A twelfth-century miniature of Gregory.
A twelfth-century miniature of Gregory I.

Gregory “the Great” is important not simply because he was an aristocratic ascetic who led the Roman church during an especially tumultuous period, when the Lombards were seizing territory in Italy and the Roman (Byzantine) government was holding on to it by a thread. 

He’s significant because we have an exceptionally large number of his writings, including over 800 letters, which provide granular details about the administration of the early papacy’s people (including slaves) and properties. 

3. Vigilius (537-555) 

Vigilius in a painting from 1678.
Vigilius in a painting from 1678.

This pope’s rise to power demonstrates the limits of papal elections and the power of emperors, even those in Constantinople, to call the shots back in Rome. 

Vigilius was no local favorite, but Emperor Justinian liked him because he agreed to tow the court’s line in a messy doctrinal dispute. According to a hostile source, Vigilius was complicit in the overthrow of his predecessor Pope Silverius, whom he delivered to an imperial general after accusing him of being a traitor to Rome.

Silverius’s deposition and death opened the way for the general to appoint Vigilius directly without any local clerical input. That same source claims Vigilius quickly abandoned the city on the eve of a major war, and that Rome’s citizens said their goodbyes by throwing pots and pans at him.

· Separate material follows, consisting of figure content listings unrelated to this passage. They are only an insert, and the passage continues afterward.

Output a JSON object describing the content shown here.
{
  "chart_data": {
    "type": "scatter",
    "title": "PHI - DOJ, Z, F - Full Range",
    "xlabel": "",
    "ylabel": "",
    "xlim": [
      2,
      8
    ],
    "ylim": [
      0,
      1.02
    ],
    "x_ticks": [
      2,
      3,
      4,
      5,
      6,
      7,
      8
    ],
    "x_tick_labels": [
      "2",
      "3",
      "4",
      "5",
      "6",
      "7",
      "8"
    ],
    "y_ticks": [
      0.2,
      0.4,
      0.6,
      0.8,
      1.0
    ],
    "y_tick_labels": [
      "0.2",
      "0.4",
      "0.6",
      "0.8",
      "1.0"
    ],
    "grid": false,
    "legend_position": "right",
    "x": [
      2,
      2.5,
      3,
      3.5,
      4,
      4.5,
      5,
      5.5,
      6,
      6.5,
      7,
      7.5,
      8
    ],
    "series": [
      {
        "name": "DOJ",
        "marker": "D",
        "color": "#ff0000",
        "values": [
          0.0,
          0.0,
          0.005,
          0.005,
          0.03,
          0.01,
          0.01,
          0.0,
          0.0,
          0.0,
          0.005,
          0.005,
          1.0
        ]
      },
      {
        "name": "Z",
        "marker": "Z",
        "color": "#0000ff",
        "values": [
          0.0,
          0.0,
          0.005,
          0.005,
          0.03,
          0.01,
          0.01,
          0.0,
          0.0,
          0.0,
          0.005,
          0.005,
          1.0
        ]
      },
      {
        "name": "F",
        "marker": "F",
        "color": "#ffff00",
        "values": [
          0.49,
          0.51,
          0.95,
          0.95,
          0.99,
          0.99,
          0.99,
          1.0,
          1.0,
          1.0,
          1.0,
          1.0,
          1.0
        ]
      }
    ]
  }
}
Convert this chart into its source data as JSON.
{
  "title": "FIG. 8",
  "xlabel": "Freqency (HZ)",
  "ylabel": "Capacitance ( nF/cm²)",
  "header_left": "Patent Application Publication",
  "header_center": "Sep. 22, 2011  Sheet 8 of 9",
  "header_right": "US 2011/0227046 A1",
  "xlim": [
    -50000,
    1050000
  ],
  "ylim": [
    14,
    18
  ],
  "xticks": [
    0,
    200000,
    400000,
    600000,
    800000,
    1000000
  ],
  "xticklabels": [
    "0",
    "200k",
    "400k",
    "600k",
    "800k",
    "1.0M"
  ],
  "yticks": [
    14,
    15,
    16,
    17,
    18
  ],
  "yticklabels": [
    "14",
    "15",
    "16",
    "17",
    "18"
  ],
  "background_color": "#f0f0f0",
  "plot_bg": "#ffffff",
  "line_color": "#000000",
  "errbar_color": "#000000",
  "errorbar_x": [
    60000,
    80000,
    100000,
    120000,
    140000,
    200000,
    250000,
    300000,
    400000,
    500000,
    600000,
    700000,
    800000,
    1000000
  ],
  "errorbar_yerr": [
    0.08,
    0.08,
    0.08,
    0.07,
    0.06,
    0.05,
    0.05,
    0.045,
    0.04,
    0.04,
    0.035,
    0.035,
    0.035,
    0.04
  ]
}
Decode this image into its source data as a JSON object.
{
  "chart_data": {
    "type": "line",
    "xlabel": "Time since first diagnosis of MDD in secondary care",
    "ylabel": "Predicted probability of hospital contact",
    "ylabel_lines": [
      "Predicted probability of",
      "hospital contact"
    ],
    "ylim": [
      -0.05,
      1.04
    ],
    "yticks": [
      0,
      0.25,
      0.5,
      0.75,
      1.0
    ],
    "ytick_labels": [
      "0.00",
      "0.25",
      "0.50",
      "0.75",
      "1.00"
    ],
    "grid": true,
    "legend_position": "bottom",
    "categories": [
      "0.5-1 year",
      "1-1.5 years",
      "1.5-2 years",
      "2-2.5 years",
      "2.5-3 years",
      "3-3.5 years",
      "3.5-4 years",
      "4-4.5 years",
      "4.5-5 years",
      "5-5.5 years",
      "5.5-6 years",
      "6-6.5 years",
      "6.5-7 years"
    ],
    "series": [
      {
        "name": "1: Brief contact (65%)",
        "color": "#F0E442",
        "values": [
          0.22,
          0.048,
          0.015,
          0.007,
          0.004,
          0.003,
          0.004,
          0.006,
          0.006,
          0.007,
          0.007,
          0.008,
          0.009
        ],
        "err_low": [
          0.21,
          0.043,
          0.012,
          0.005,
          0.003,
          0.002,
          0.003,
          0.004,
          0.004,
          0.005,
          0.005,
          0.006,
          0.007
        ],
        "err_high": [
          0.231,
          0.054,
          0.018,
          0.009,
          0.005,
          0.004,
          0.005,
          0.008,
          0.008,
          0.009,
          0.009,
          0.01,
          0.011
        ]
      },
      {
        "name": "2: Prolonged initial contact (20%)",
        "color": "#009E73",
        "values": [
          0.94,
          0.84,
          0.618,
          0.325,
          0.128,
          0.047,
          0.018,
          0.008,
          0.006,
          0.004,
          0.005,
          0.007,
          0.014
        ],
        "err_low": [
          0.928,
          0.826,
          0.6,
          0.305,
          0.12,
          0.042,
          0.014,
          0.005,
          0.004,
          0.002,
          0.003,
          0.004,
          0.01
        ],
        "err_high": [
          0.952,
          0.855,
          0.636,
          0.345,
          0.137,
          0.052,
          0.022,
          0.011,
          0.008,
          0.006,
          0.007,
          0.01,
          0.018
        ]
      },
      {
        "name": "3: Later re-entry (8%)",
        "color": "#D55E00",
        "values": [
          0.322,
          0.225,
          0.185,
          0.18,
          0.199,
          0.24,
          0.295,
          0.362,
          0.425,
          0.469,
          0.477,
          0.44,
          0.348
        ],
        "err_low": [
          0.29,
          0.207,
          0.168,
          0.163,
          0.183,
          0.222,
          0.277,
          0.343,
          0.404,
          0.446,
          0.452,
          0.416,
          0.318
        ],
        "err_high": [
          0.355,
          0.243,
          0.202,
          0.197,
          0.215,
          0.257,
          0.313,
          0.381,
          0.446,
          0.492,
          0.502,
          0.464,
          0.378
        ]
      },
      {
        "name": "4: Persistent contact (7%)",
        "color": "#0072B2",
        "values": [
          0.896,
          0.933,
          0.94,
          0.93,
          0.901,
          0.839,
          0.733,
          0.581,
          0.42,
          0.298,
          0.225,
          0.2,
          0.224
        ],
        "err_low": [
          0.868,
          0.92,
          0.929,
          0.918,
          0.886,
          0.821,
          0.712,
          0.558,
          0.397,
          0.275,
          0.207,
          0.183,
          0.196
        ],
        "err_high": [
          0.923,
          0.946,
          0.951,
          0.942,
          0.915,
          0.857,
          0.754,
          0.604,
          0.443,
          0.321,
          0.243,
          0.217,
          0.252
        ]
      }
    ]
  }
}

2. Gregory VII (1015-1085)

Portrait of Gregory VII.
Portrait of Gregory VII.

A true spiritual warrior with a fixation on “owning the secs” (seculars), Gregory pushed through extensive reforms on the less-than-holy lifestyles of monks and clergy, forcing the latter to adopt celibacy. Many before had married.  

He also went head-to-head with the Holy Roman Emperor Henry IV at Canossa, where the excommunicated king lay on the snow at Gregory’s feet seeking absolution. Never mind that Henry did it to shore up his own power back home in Germany.

 1. John Anglicus, aka “Pope Joan”  

A German woodcut of Pope Joan giving birth, ca. 1474.
A German woodcut of Pope Joan giving birth, ca. 1474.

Johanna or “Joan” tops our list of popes before 1500 as the one and only female pontiff, who supposedly passed as a man from a young age and ruled the Roman church for two years in the ninth century. 

A complete concoction of the later Middle Ages, the legend holds that Joan studied the liberal arts in Athens while living as Joannes Anglicus, or “John the Englishman,” a name that further confuses given that the fictional biography places her birthplace in Mainz.  

From Athens, Joan travels to Rome and is quickly elected pope based on a reputation of erudition. However, Pope John’s true female identity is soon revealed during a papal procession when she gives birth to a child conceived with another cleric. 

While one version of the tale has her die immediately, another claims that she went on to raise her son to become the Bishop of Ostia. 

A tall tale if there ever was one, the myth has given rise to early modern Protestant polemic and several modern interpretations, including, one may surmise, the plotline of Conclave.